Noting two recent items in digital publishing/open access

  1. Academic Presses Explore Open Access for Monographs by Seth Denbo of the AHA

The article notes that “evidence shows that providing free and unrestricted access to digital monographs increases their usage significantly,” which makes sense. I’m glad that the article notes that a move to pay-to-publish puts a burden on scholars who are not at well-funded institutions. I suppose this burden would be greater in the humanities then in the sciences, where research already requires institutional funding from the get-go.

2. Introducing Unpaywall from Impactstory

Just happened to run across this today. I haven’t tried it, but it’s an extension for Chrome and Firefox that links to articles behind paywalls. A cursory look at their FAQ suggests that they source their articles from open access databases and repositories to which the original authors themselves submitted the article – hence it is legal even as it dodges paywalls. It’s more a matter of connecting readers to sources that are already available, but not known.

As the creators write:

“We loathe paywalls. Now more than ever, humanity needs to access our collective knowledge, not hoard it. Lots of scholars feel the same; that’s why they upload their papers to free, legal servers online. We realized that the missing link is in getting these free resources to the people who want them, at the right time. By using a browser extension, we can do that, leveraging the toll-access distribution system to bring open access to the masses.”


Digitizing the OED

I recently picked up a copy of John Simpson’s memoir The Word Detective: Searching for the Meaning of It All at the Oxford English Dictionary, largely because I like words and dictionaries and the OED in particular. A nice surprise, however, is that Simpson, the former chief editor of the OED, oversaw the digitization of the OED to CD-ROM, beginning in the early 1980s, as well as it’s later migration online. This is exciting stuff, not only for the description of transferring a  massive database from print to computer (~67 million characters), but also because Simpson nicely describes how digitization did not replace the original function of the OED, but rather added new dimensions to it.

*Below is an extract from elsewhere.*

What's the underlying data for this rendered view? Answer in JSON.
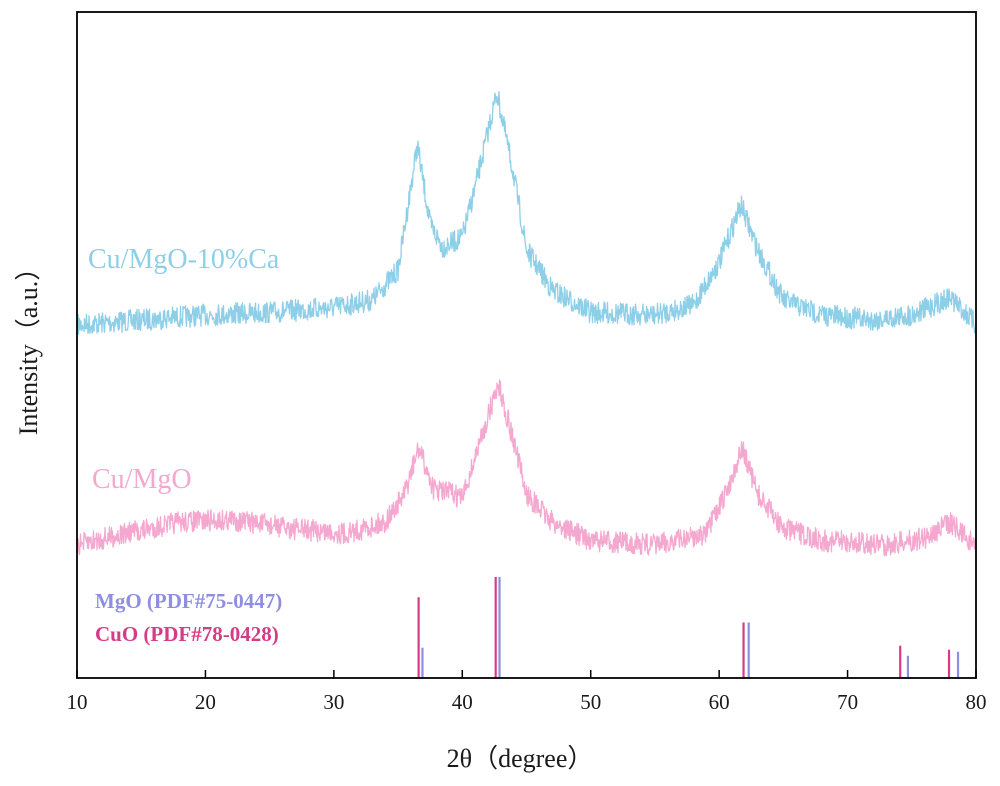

One of the benefits of the OED was that it’s data was already structured; i.e. definitions, pronunciations, etymology, etc. are distinguishing by their formatting, “a change of typeface, size of print, special print characters, indentation, etc.,” consistently and repetitively.  The OED teamed up with International Computaprint Coporation, IBM, and the University of Waterloo (all in North America). The first two helped with digitizing the data, while Waterloo’s Computer Science Department helped construct the database. The typing took 150 people working for 18 months. After words, the 20,000 pages of type, each three columns of small print, had to by proofread, which was taken on by 50 freelancers.

Simpson’s descriptions of how this large project took shape and was organized are interesting, but he shines when describing the new possibilities that digitization would open for the OED. Up to this point, dictionaries were incredibly linear: you looked up the word you wanted, and there you were. But what if, as Simpson describes it, you were able “to search the entire content of the dictionary instantly for information relating to the language”? He gives the example of finding all the words in English that end in -ology (1,011 in the OED), followed by comparing them with all the words that end in -ography (508). Given how time-consuming doing this would be with the print dictionary, it wasn’t done, but digitization could make such a search feasible and quick.

“Hundreds of other questions which might have been asked about the language were not asked, or were only answered falteringly by considering just a sample of the data. What if you could dream up more or less any question you wanted about the language, ask it, and receive an answer seconds later?” Simpson writes. This seems to be the common-sense attraction of what is now collectively referred to as digital humanities: it opens up the possibility of new questions, new forms of analysis, and the ability to see patterns and meanings that would be impossible or extremely impractical to reach without digital tools. At the same time, the possibilities these new avenues offer do not mean we abandon other avenues of research and analysis. Just because we can search the entire corpus for all instances of -ology doesn’t mean that sometimes we just need or want to know the specific meaning(s) and history of amphibology or tropology – both of which are just two of the many words that Simpson explores in his fascinating memoir.